Where the fake door test is a fast and cost-effective method to measure users interest in your new feature or product, a Feature Fake is a fast and cost-effective way to test the usability and true value of a feature or product.
To mitigate the risk of spending too much time and money on creating a product or feature that might ultimately fail, you can fake it, until you make it.
Employing a Feature Fake is a valuable method that involves exploring and testing a seemingly working prototype. Working on the premise that features can be “faked” can help designers and developers even during the ideation stage, directing the products evolution.
A great example of this can be seen in the rise of ‘pseudo-AI’. It’s hard to build a service powered by artificial intelligence. So hard, in fact, that some startups have worked out it’s cheaper and easier to get humans to behave like robots than it is to get machines to behave like humans. Essentially they prototype the AI with human beings and wait for the AI to be built.
We have designed a great new Bundle Building feature. Being that it is a completely new feature, we’re not sure if customers will like or use it.
Make a fake one. Creating an “authentic” prototype that best embodies the feature/product and it’s interactions.

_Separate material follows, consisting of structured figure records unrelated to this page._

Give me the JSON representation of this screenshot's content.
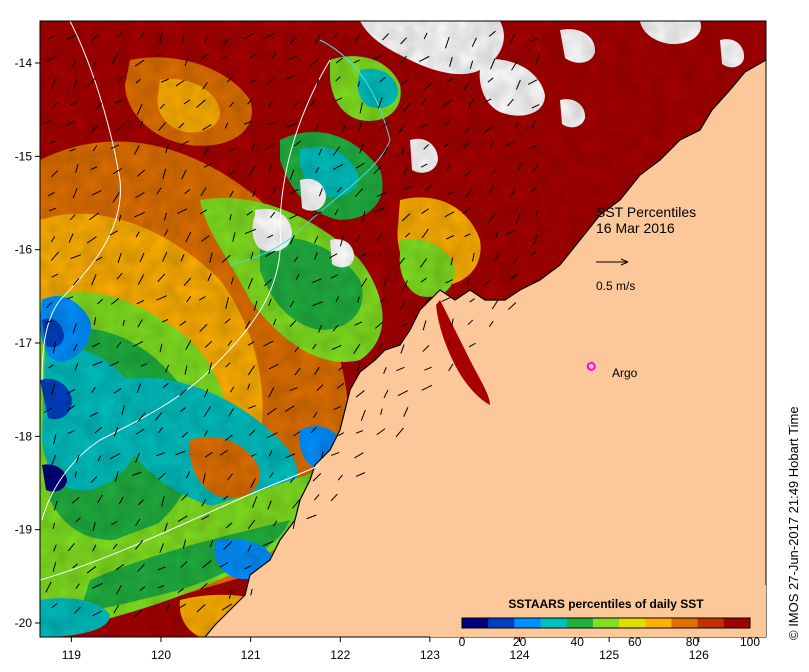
{
  "map": {
    "title": "SST Percentiles",
    "date": "16 Mar 2016",
    "vector_scale_label": "0.5 m/s",
    "argo_label": "Argo",
    "credit": "© IMOS 27-Jun-2017 21:49 Hobart Time",
    "land_color": "#fcc89a",
    "x_ticks": [
      "119",
      "120",
      "121",
      "122",
      "123",
      "124",
      "125",
      "126"
    ],
    "y_ticks": [
      "-14",
      "-15",
      "-16",
      "-17",
      "-18",
      "-19",
      "-20"
    ],
    "lon_range": [
      118.65,
      126.75
    ],
    "lat_range": [
      -20.15,
      -13.55
    ],
    "argo_position": {
      "lon": 124.8,
      "lat": -17.25
    },
    "colorbar": {
      "title": "SSTAARS percentiles of daily SST",
      "tick_labels": [
        "0",
        "20",
        "40",
        "60",
        "80",
        "100"
      ],
      "colors": [
        "#00007f",
        "#0040c0",
        "#0090ff",
        "#00c0c0",
        "#20b040",
        "#80e020",
        "#e0e000",
        "#ffb000",
        "#e07000",
        "#c03000",
        "#a00000"
      ]
    }
  }
}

The designers and developers should not be confined to delivering a fully functional product at this stage. The goal is to represent and deliver the core functions of the feature, without connecting the backend technologies.
We have to go beyond conventional prototyping tools because these fall short on seeing the bigger picture. Simple prototyping tools are not equipped to mimic real user experiences that incorporate facets of larger connected contexts.
- Users can see, play with and configure their own Bundles.
- They can save their Bundle configurations, BUT the Bundles themselves aren’t actually created in the backend (because this will be the costly/hard part). Saved bundles will be set a “Pending Approval” and dealt with by support staff.
From the users perspective, this is a fully working feature. Their only concern will be the slow Pending and Approval stage.
Jury is still out on this one. I’ll update this when we have the User Data that comes back.